Sentivo però, che il vero motivo per cui mi fece visita, fu un altro.
Potevo vederlo nei suoi occhi quel nome che le ronzava in testa: Amelìe.
Il fastidio, la gelosia e il voler trasgredire a quelle regole mai infrante.

«Nessun sentimento, rabbia o rancore. Vivrete per puro piacere, passione e follia. Solo questo vi farà sentire vivi»

Ma delle regole di Eva quella sera, Mizuki, le voleva trasgredite tutte.

Mai però, poteva aspettarsi il mio ennesimo rifiuto.
Freddo, distaccato e nonostante fosse nuda davanti a me, non smisi un secondo di guardarla negli occhi.

Si stupì, sorridendomi subito dopo e lasciando il mio appartamento con la consapevolezza che io ormai, non le appartenevo davvero più.

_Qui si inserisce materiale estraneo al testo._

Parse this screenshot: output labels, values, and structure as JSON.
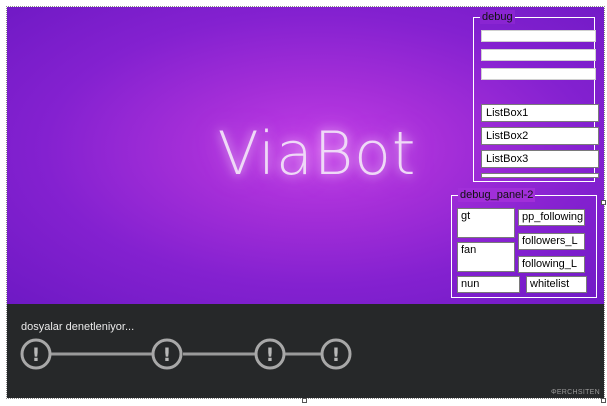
{
  "splash": {
    "logo_text": "ViaBot"
  },
  "debug_group": {
    "label": "debug",
    "textboxes": [
      "",
      "",
      ""
    ],
    "listboxes": [
      "ListBox1",
      "ListBox2",
      "ListBox3"
    ]
  },
  "debug_panel_2": {
    "label": "debug_panel-2",
    "gt": "gt",
    "fan": "fan",
    "nun": "nun",
    "pp_following": "pp_following",
    "followers_l": "followers_L",
    "following_l": "following_L",
    "whitelist": "whitelist"
  },
  "status": {
    "text": "dosyalar denetleniyor...",
    "steps": [
      {
        "icon": "warning-icon",
        "glyph": "!"
      },
      {
        "icon": "warning-icon",
        "glyph": "!"
      },
      {
        "icon": "warning-icon",
        "glyph": "!"
      },
      {
        "icon": "warning-icon",
        "glyph": "!"
      }
    ]
  },
  "watermark": "ΦERCHSITEN"
}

                                     🥥

Scuoto la testa, guardando il mio riflesso davanti allo specchio del bagno.
Provo a sciacquare nuovamente il viso, con la sola intenzione di scacciare via l'espressione confusa di quei due occhioni blu.

Stessi e identici occhi di quella sera, quando me la ritrovai fuori dal mio appartamento con in mano dei fottuti medicinali.

Stupore.
Ben diverso da quello di Mizuki, ma ero rimasto ugualmente stupito.
Orgogliosa com'è, era difficile immaginarsela lì fuori.
E invece si era preoccupata, arrivando a tanto.

Immaginavo che avrebbe frainteso tutta la situazione.
Il misero lenzuolo che ho lanciato a Mizuki appena avevo sentito bussare, lasciava poco all'immaginazione.
Ma lì per lì non riuscii a negarle il contrario, soprattutto per un motivo: perché avrei dovuto farlo?

E adesso, quindi, dovrebbe essermi ben chiara la ragione per cui me ne sarei uscito con quella frase poco fa, no?

«Non ci ho fatto nulla con Mizuki, Amelìe»

Quale fottuta motivazione avrei avuto per essermi sentito talmente schiacciato dal suo sguardo, da arrivare a giustificarmi?
Perché questo è stato.
Volevo farle capire che non ci avevo fatto nulla.